E invero, ai sensi dell'art. 606, lett. d) c.p.p., si ritiene «decisiva» la  prova  che, confrontata con le argomentazioni contenute nella motivazione, si riveli tale da  dimostrare  che, ove esperita, avrebbe sicuramente  determinato   una diversa pronuncia.

Dunque, l'assimilazione tra i giudizi di «effettività» e «decisività», espressa nella condivisibile prospettazione offerta della giurisprudenza di legittimità, non può che condurre ad una  interpretazione  orientata a  valutare  le  ripercussioni  che la violazione convenzionale ha avuto sul giudicato interno.

In altre parole, la S.C. è chiamata a una  verifica di resistenza  tra il giudizio di responsabilità espresso nel giudicato interno e le violazioni convenzionali riconosciute dalla Corte EDU.

Nel caso di specie, la S.C. ha ritenuto che la violazione al diritto a un equo processo garantito dall'art. 6 CEDU nei termini accertati dalla Corte di Strasburgo abbia minato in radice la possibilità di utilizzare quale corpo del reato di calunnia le dichiarazioni rilasciate da Amanda Knox.

Gli epiloghi decisori

L'art. 628-bis, comma 5, c.p.p., ha individuato  tre, alternativi,  epiloghi decisori:

  • laddove  non  siano  necessari ulteriori accertamenti  di fatto o comunque risulti superfluo il rinvio, la Corte può assumere i provvedimenti idonei a rimuovere gli effetti pregiudizievoli derivanti dalla violazione, disponendo, ove occorra, la revoca della sentenza o del decreto penale di condanna;
  • la Corte può  trasmette gli atti  al giudice dell'esecuzione;
  • da ultimo, la S.C. ha la facoltà di  disporre la riapertura del processo  nel grado o nella fase in cui si sia verificata la violazione e stabilisce se e in quale parte conservino efficacia gli atti compiuti nel processo in precedenza svoltosi.

Tra le diverse opzioni decisorie, la disposizione ha contemplato la  possibilità  di disporre la  regressione del procedimento alla fase di merito in cui si sia accertata la violazione.

Lo conferma l'art. 628-bis, commi 6 e 7, c.p.p. che ha stabilito la  nuova decorrenza del termine prescrizionale  e di  improcedibilità  unitamente alla modifica apportata all'art. 60, comma 3, c.p.p. che ha espressamente previsto la  riassunzione dello status di imputato  in caso di accoglimento della richiesta di cui all'art. 628-bis  c.p.p.

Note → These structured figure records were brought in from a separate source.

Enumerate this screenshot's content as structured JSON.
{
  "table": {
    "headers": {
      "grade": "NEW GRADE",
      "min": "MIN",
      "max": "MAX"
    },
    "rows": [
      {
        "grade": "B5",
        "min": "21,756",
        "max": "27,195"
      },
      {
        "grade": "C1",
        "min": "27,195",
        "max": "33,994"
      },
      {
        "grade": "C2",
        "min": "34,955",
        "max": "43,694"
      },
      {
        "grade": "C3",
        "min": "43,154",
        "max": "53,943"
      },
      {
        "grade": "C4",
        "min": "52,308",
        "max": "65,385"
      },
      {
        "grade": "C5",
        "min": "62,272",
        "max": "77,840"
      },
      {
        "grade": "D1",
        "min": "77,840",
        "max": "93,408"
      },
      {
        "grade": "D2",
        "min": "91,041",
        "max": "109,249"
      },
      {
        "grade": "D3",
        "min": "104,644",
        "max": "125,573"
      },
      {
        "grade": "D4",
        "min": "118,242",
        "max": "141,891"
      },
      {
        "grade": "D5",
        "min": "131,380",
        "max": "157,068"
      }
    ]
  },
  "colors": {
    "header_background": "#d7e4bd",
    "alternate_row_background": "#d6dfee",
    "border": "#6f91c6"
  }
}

Nella sentenza in commento, la S.C. ha disposto la  revoca  delle due  sentenze  nella parte in cui hanno  determinato il passaggio in giudicato della sentenza per calunnia, optando per l'annullamento con «rinvio» della sentenza emessa dalla Corte di Assise di Appello di Perugia, che ha chiuso la fase di merito circa la responsabilità per il delitto di calunnia.

Ciò al fine di consentire al giudice del rinvio di riesaminare l'incidenza effettiva delle accertate violazioni convenzionali sul giudicato interno per addivenire «[…] ad un nuovo ed autonomo giudizio», in particolare sulla valutazione del «memoriale» sottoscritto dalla Knox e consegnato agli ufficiali di polizia giudiziaria prima che la stessa fosse sottoposta alla misura cautelare in carcere.

E infatti, il manoscritto redatto in lingua inglese dalla Knox non è stato sottoposto all'azione demolitoria della Corte EDU perché non attinto dalle violazioni del diritto all'assistenza difensiva e linguistica riferibili alle sole dichiarazioni rese oralmente dalla stessa.